Le 15 août 2013 01:08, "Adam Borowski" <kilobyte@angband.pl> a écrit :
First, some context : I'm trying to efficiently store a huge nfs-root farm (objective: 500+), therefore the perf impact should be very limited.
I don't bother dedup inside files. I'm only aiming at deduping whole files.
> There are two ways:
I'm exploring a third way, entirely userspace (I'll draft a mixed one at the end).
For that I'm using the "hardlink" package.
It does operate on the file level, in userspace. It has some serious drawbacks :
* bugged on a race condition when changing files
* once hardlinked, one cannot write in the file anymore. It has to be written as a new one then replaced using rename(2).
Despite these it has huge benefits :
* Nil performance impact.
* Asynchronous (offline) deduplication can be scheduled off peak hours.
* usable in old-stable kernels
> * a nice and clean way. The kernel interface would need to be "hey kernel,
> I think the block in fd 1 offset 0 might be same as a block in fd 2 offset
> 4096, care to compare and perhaps combine them?".

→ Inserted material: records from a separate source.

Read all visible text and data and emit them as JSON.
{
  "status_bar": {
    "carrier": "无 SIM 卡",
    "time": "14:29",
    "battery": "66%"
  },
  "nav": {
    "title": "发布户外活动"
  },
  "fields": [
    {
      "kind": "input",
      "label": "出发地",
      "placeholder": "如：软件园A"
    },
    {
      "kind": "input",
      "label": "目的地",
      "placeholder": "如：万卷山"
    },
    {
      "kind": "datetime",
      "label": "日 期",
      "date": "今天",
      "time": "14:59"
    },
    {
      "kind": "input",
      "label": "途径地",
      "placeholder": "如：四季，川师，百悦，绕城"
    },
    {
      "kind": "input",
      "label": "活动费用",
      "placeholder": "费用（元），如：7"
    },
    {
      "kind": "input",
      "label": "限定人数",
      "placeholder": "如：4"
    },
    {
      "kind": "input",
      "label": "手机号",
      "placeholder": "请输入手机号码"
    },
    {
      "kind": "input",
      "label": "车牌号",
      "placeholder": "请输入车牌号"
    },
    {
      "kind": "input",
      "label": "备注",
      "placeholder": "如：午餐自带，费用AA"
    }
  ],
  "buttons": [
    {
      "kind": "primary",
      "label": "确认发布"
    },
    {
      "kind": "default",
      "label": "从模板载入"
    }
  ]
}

So all the cleverness of *what* to merge would only happen in userspace ? What would be the impact of a runtime read ?
> Offline (a confusing name, it's a mounted filesystem but at a later time)

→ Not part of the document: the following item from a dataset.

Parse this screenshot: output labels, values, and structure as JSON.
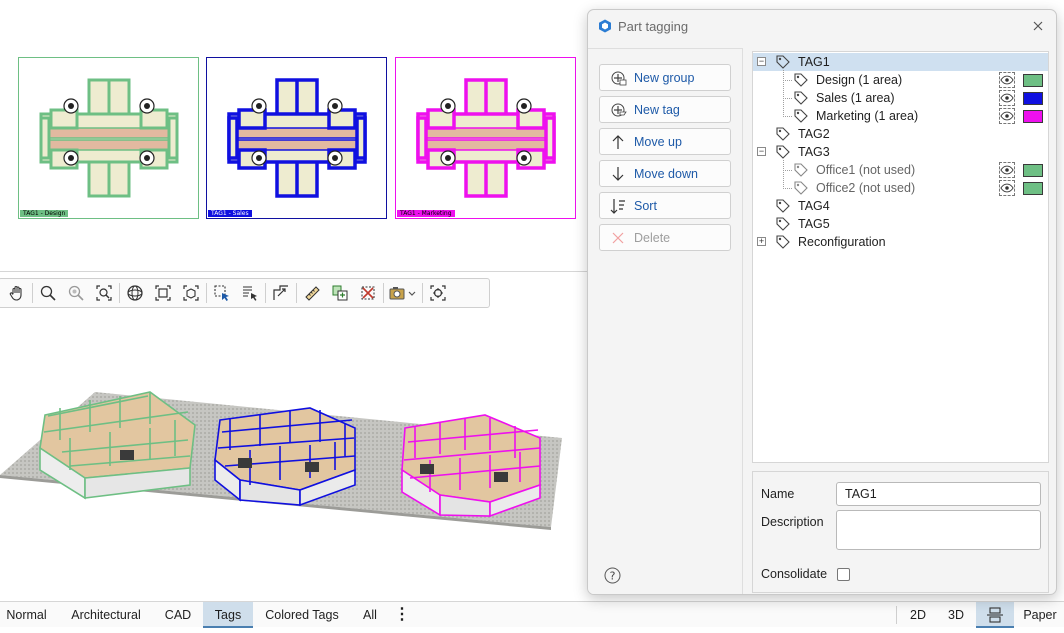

It can even be done asynchronously, by registering an inotify on it, and then queuing the dedups in a userspace daemon.
> See how much fun can we have with data structures?
> And the best of all, the kernel needs just a single syscall, with all the complexity done in userspace.
That's the whole beauty of it. You then create a whole ecosystem of softwares to address that complexity in every different manner possible :)
Now, the mixed approach I promised earlier :
As pure userspace take is not ideal, I was thinking about adding a FUSE in-place layer than would synchronously copy deduped-hardlinks on write. Could be triggered by a open(w) or a real write().
Else than that, just offer a raw, native, access to every other fileops.
Steve.